Ben Edmunds, Brewmaster at Breakside Brewery in Portland, Ore.
Ben Edmunds, brewmaster at Breakside Brewery in Portland, Ore. (Photo courtesy John Foyston)

Earlier this week, I was sitting over a pint of gose with Breakside brewmaster Ben Edmunds, and he asked a question that helped crystallize something I’ve been thinking a lot about lately.

“What,” he wondered, “do you call a low-ABV lager made with a bunch of late-addition hops and dry-hopped?” (This is a paraphrase—we were just drinking beer and I wasn’t taking notes.) Breakside, like a lot of American breweries, makes many beers that lean heavily on the word “IPA” to communicate juicy hopping to customers—a session IPA, a session golden ale, a regular IPA (for which Breakside won a gold medal at the 2014 Great American Beer Festival) and even a kettle-soured beer that could be called a “sour IPA” if he wanted to call it that. There are of course many more IPAs out there: double, triple, white, black, red, fruit, rye, Belgian, Brett and even India pale lagers.

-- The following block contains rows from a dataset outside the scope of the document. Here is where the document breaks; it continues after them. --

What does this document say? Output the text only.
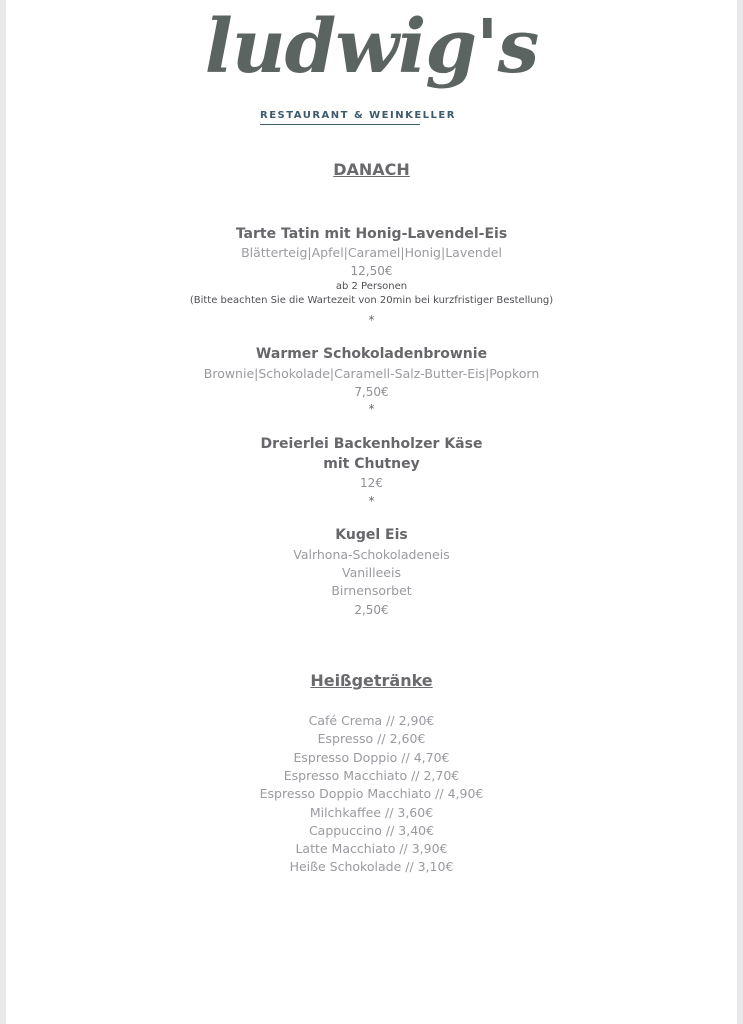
ludwig's
RESTAURANT & WEINKELLER
DANACH
Tarte Tatin mit Honig-Lavendel-Eis
Blätterteig|Apfel|Caramel|Honig|Lavendel
12,50€
ab 2 Personen
(Bitte beachten Sie die Wartezeit von 20min bei kurzfristiger Bestellung)
*
Warmer Schokoladenbrownie
Brownie|Schokolade|Caramell-Salz-Butter-Eis|Popkorn
7,50€
*
Dreierlei Backenholzer Käse
mit Chutney
12€
*
Kugel Eis
Valrhona-Schokoladeneis
Vanilleeis
Birnensorbet
2,50€
Heißgetränke
Café Crema // 2,90€
Espresso // 2,60€
Espresso Doppio // 4,70€
Espresso Macchiato // 2,70€
Espresso Doppio Macchiato // 4,90€
Milchkaffee // 3,60€
Cappuccino // 3,40€
Latte Macchiato // 3,90€
Heiße Schokolade // 3,10€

In one way, it’s really not a problem. From the consumer’s perspective, it works. Those three letters indicate a pretty specific basket of qualities: vivid hop flavors and aromas, possibly bitter, but certainly juicy, fresh and alive. That those flavors come from certain hop varieties and particular techniques (late-addition, post-boil, and dry-hopping) is probably largely unknown to them. Instead they go by the Judge Potter Stewart standard: they know it when they see (or rather taste and smell) it. For the average consumer, “IPA” is completely disconnected from the historical style—it just means juicily hoppy. So when you attach it to any other adjective (session, white, Belgian, etc.), all it does is designate the presence of the juicily hoppy character.

So yes, if Ben made a 4.8% lager made with pilsner and Vienna malt, infused it with that juicy hoppiness, he could probably call it a helles IPA. (The helles part would be a lot more confusing than the IPA.) But the implicit point in his question is evident—by the time you’re making a helles IPA, you’ve stretched that poor adjective so far it hardly has any meaning left.

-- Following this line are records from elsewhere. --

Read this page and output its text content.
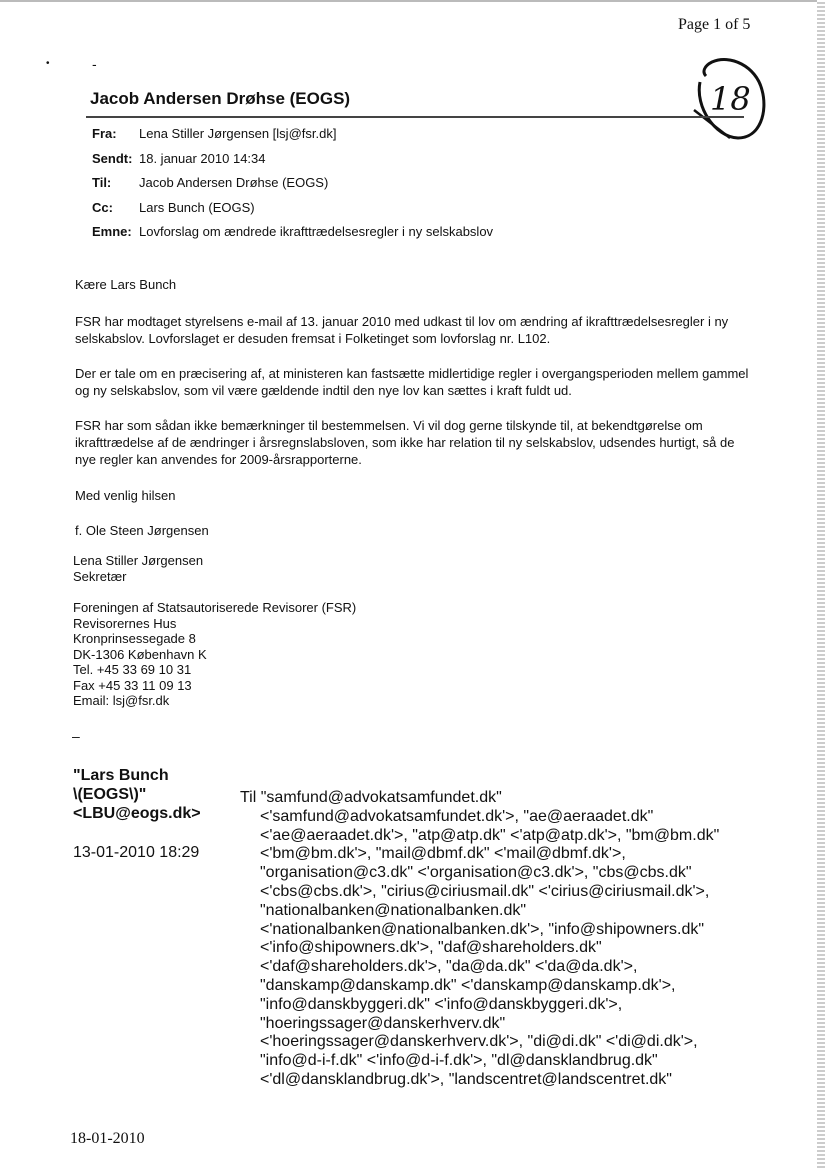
Page 1 of 5
•	-
18
Jacob Andersen Drøhse (EOGS)
Fra:	Lena Stiller Jørgensen [lsj@fsr.dk]
Sendt: 18. januar 2010 14:34
Til:	Jacob Andersen Drøhse (EOGS)
Cc:	Lars Bunch (EOGS)
Emne: Lovforslag om ændrede ikrafttrædelsesregler i ny selskabslov

Kære Lars Bunch

FSR har modtaget styrelsens e-mail af 13. januar 2010 med udkast til lov om ændring af ikrafttrædelsesregler i ny selskabslov. Lovforslaget er desuden fremsat i Folketinget som lovforslag nr. L102.

Der er tale om en præcisering af, at ministeren kan fastsætte midlertidige regler i overgangsperioden mellem gammel og ny selskabslov, som vil være gældende indtil den nye lov kan sættes i kraft fuldt ud.

FSR har som sådan ikke bemærkninger til bestemmelsen. Vi vil dog gerne tilskynde til, at bekendtgørelse om ikrafttrædelse af de ændringer i årsregnslabsloven, som ikke har relation til ny selskabslov, udsendes hurtigt, så de nye regler kan anvendes for 2009-årsrapporterne.

Med venlig hilsen

f. Ole Steen Jørgensen

Lena Stiller Jørgensen
Sekretær
Foreningen af Statsautoriserede Revisorer (FSR)
Revisorernes Hus
Kronprinsessegade 8
DK-1306 København K
Tel. +45 33 69 10 31
Fax +45 33 11 09 13
Email: lsj@fsr.dk
–
"Lars Bunch
\(EOGS\)"
<LBU@eogs.dk>
13-01-2010 18:29
Til "samfund@advokatsamfundet.dk"
<'samfund@advokatsamfundet.dk'>, "ae@aeraadet.dk"
<'ae@aeraadet.dk'>, "atp@atp.dk" <'atp@atp.dk'>, "bm@bm.dk"
<'bm@bm.dk'>, "mail@dbmf.dk" <'mail@dbmf.dk'>,
"organisation@c3.dk" <'organisation@c3.dk'>, "cbs@cbs.dk"
<'cbs@cbs.dk'>, "cirius@ciriusmail.dk" <'cirius@ciriusmail.dk'>,
"nationalbanken@nationalbanken.dk"
<'nationalbanken@nationalbanken.dk'>, "info@shipowners.dk"
<'info@shipowners.dk'>, "daf@shareholders.dk"
<'daf@shareholders.dk'>, "da@da.dk" <'da@da.dk'>,
"danskamp@danskamp.dk" <'danskamp@danskamp.dk'>,
"info@danskbyggeri.dk" <'info@danskbyggeri.dk'>,
"hoeringssager@danskerhverv.dk"
<'hoeringssager@danskerhverv.dk'>, "di@di.dk" <'di@di.dk'>,
"info@d-i-f.dk" <'info@d-i-f.dk'>, "dl@dansklandbrug.dk"
<'dl@dansklandbrug.dk'>, "landscentret@landscentret.dk"
18-01-2010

(It’s worth pausing to acknowledge something profound about this conundrum. It arises because, for the first time in hundreds of years, a new national brewing tradition has arrived. I mentioned to Ben that in Europe this problem is a lot easier to address. There they just call these kinds of beers “American.” Everyone instantly understands what the sense of the word means, and it can be applied to any beer style. Use “American-style” to describe a beer, and people immediately expect those saturated American hop flavor and aromas, just as surely as the word “Belgian” causes people to expect a beer with loads of yeast character. It’s not that the techniques are entirely new, it’s that they’re used to create flavors that are; in the history of brewing, no country has ever gone to the lengths we have to infuse beer with the flavor of hops. It has become the “American” way of brewing, and it has sparked imitations across the globe. Which is pretty cool, when you think about it that way.)

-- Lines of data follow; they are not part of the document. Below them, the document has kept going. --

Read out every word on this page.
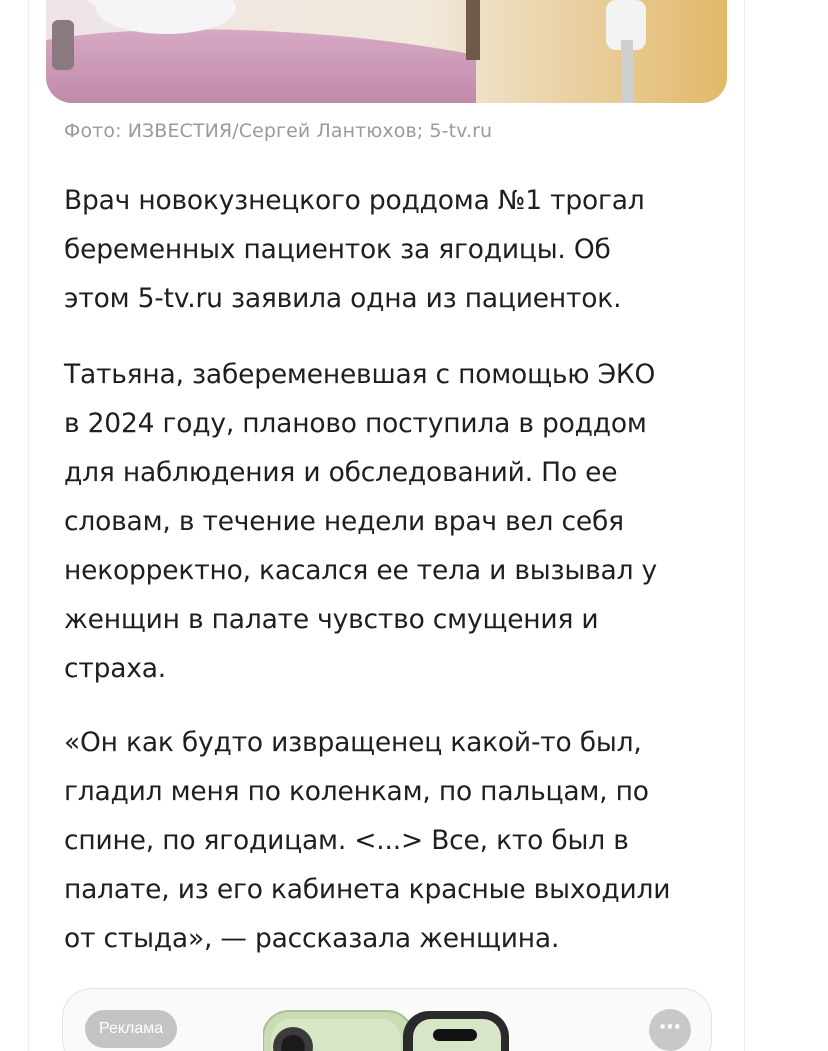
Фото: ИЗВЕСТИЯ/Сергей Лантюхов; 5-tv.ru

Врач новокузнецкого роддома №1 трогал
беременных пациенток за ягодицы. Об
этом 5-tv.ru заявила одна из пациенток.

Татьяна, забеременевшая с помощью ЭКО
в 2024 году, планово поступила в роддом
для наблюдения и обследований. По ее
словам, в течение недели врач вел себя
некорректно, касался ее тела и вызывал у
женщин в палате чувство смущения и
страха.

«Он как будто извращенец какой-то был,
гладил меня по коленкам, по пальцам, по
спине, по ягодицам. <...> Все, кто был в
палате, из его кабинета красные выходили
от стыда», — рассказала женщина.

Реклама	⋯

Breweries in the United States inherited brewing terms from other countries. Before we completely bent them out of their original shape, we brewed bitters and pilsners and kölsches and saisons—and IPAs. Now we brew things that don’t look like beers in other countries and yet we’re left with that inheritance, and the more and more we develop our own style of brewing, the less those terms serve us. The problem is not purely academic, either. Ben posed the question because it’s starting to become a real problem in communication. We lack the language to describe the place American beer has arrived. He’s not sure how to tell customers what to expect when he makes a new beer.

Here we arrive at the point of the post toward which a cleverer blogger would have been building—the big reveal, where I tell you what the new term should be. But I haven’t a clue. It works brilliantly outside our borders, but “American-style” just isn’t going to cut it at home. We need a better term.

Fortunately, I’ve learned the Internet is smarter than I am. So what say you, oh wise hive mind? Is IPA the best we can do, or is there a better term to describe this new, native style of brewing we’ve invented? I (and Ben, too, I think) await your wisdom anxiously.